Download Full Text (1.6 MB)


WSU Medical School

Training Level

Medical Student


Wayne State University


Introduction: A young woman with a past medical history of hepatic steatosis and polycystic ovarian syndrome on oral contraceptive pills presents with ascites and diffuse hepatocellular disease of unknown etiology. Advanced liver disease is rather unusual in young adults because cirrhosis typically develops gradually after years of persistent liver injury. Cirrhosis is commonly caused by alcohol abuse, viral hepatitis, or nonalcoholic fatty liver disease. Other potential etiologies include autoimmune, iatrogenic, veno-occlusive, and genetic disorders such as Wilson disease or hemochromatosis. This case report suggests that veno-occlusive conditions such as Budd-Chiari syndrome should be considered in young adults presenting with cirrhosis, especially those with hypercoagulable risk factors and lack of other contributors such as alcohol use and viral hepatitis. Cirrhosis is rare in this age group, but hypercoagulable states may manifest in this manner.

The Case: The patient initially presented to an outside hospital for right upper quadrant pain, nausea, and vomiting. Imaging of the gallbladder revealed a thickened wall and a decreased gallbladder ejection fraction. For this reason, a laparoscopic cholecystectomy was performed. During the procedure, the liver appeared cirrhotic and ascitic fluid was present. The team drained two liters of fluid and biopsied the liver. A few days later, the patient noted continuous drainage from the port sites and crampy epigastric pain. A week later, her heart rate was 144 and she was readmitted to the hospital at this time. At the hospital, a CT scan showed diffuse hepatocellular disease with mesenteric lymphadenopathy. Two more paracenteses were done, draining four and three and a half liters respectively.

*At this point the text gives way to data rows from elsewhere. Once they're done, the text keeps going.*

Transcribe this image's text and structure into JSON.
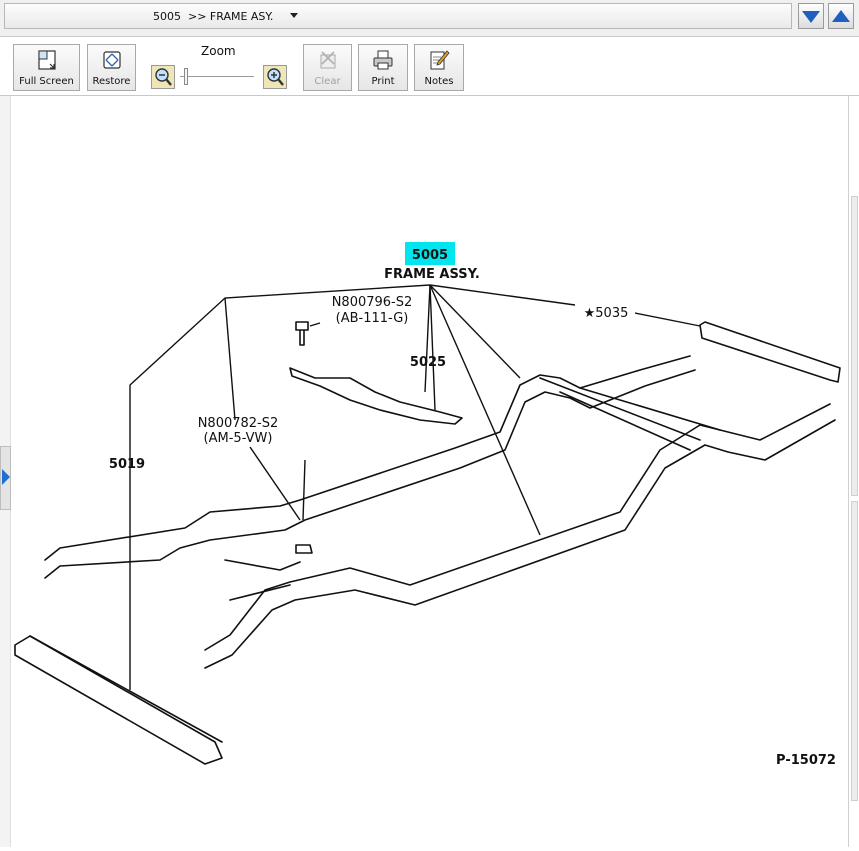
{
  "breadcrumb": {
    "text": "5005  >> FRAME ASY."
  },
  "toolbar": {
    "full_screen": "Full Screen",
    "restore": "Restore",
    "zoom": "Zoom",
    "clear": "Clear",
    "print": "Print",
    "notes": "Notes"
  },
  "diagram": {
    "highlight_part": "5005",
    "assembly_title": "FRAME ASSY.",
    "bolt_part": "N800796-S2",
    "bolt_code": "(AB-111-G)",
    "nut_part": "N800782-S2",
    "nut_code": "(AM-5-VW)",
    "part_5025": "5025",
    "part_5035": "★5035",
    "part_5019": "5019",
    "figure_number": "P-15072"
  },
  "colors": {
    "highlight": "#00e5ee",
    "accent": "#1f5fbf"
  }
}
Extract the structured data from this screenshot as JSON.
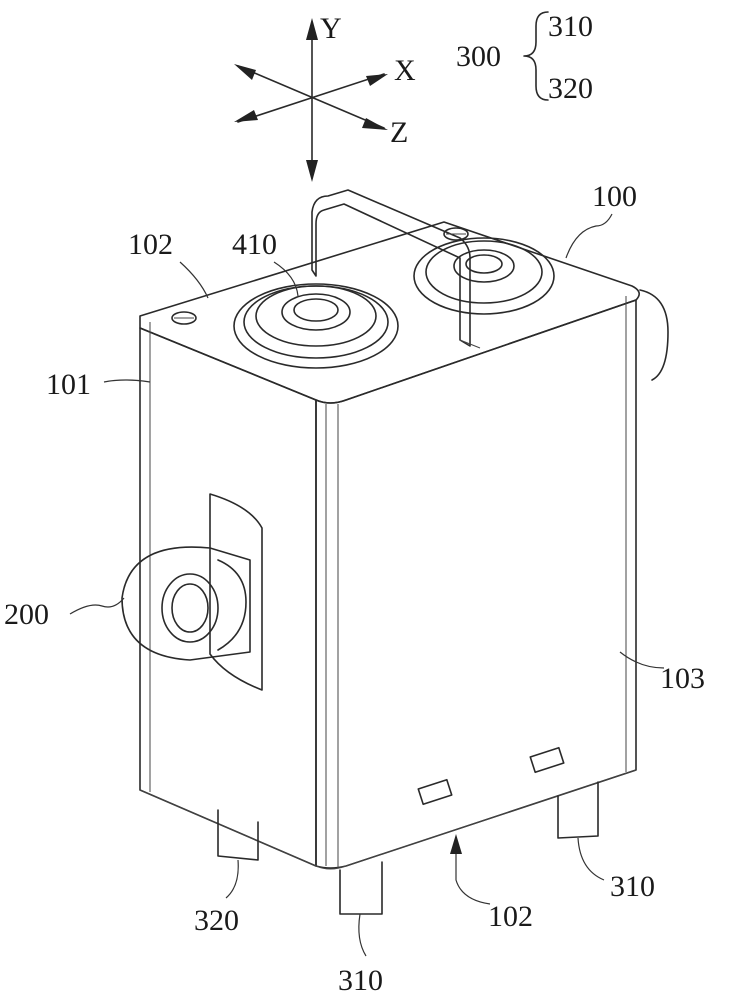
{
  "axes": {
    "y": "Y",
    "x": "X",
    "z": "Z"
  },
  "group": {
    "parent": "300",
    "child_a": "310",
    "child_b": "320"
  },
  "labels": {
    "body": "100",
    "left_face": "101",
    "top_face": "102",
    "bottom_face": "102",
    "front_face": "103",
    "inlet": "200",
    "cap": "410",
    "pin_front": "310",
    "pin_right": "310",
    "pin_left": "320"
  }
}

The serum-to-ascitic fluid gradient was greater than 1.1 g/dl, indicating portal hypertension. She drinks one alcoholic beverage per week and viral hepatitis serologies were negative. Despite several other tests, no explanation for the advanced liver disease was discovered, and she was transferred to our hospital for escalation of care. On admission, another CT of the liver was done, which found Budd-Chiari syndrome and bilateral lower lobe pulmonary embolisms. Interventional radiology was consulted, and they successfully performed a direct intrahepatic portocaval shunt (DIPS) procedure. She was taken off of oral contraceptive pills and started on apixaban.

Discussion and Conclusion: Budd-Chiari syndrome is uncommon, but when it is diagnosed, the patients are usually hypercoagulable. In primary Budd-Chiari syndrome, a thrombus forms in the hepatic veins, preventing blood from leaving the liver. This patient was likely in a hypercoagulable state secondary to her oral contraceptive use. Treatment of Budd-Chiari syndrome includes addressing the underlying cause, starting anticoagulation, and treating portal hypertension if present. In young patients presenting with a cirrhotic picture, Budd-Chiari syndrome is an important diagnosis to consider in those with hypercoagulable risk factors. Although they may have other risk factors for liver disease, it is unlikely that these conditions would progress rapidly to advanced disease by young adulthood.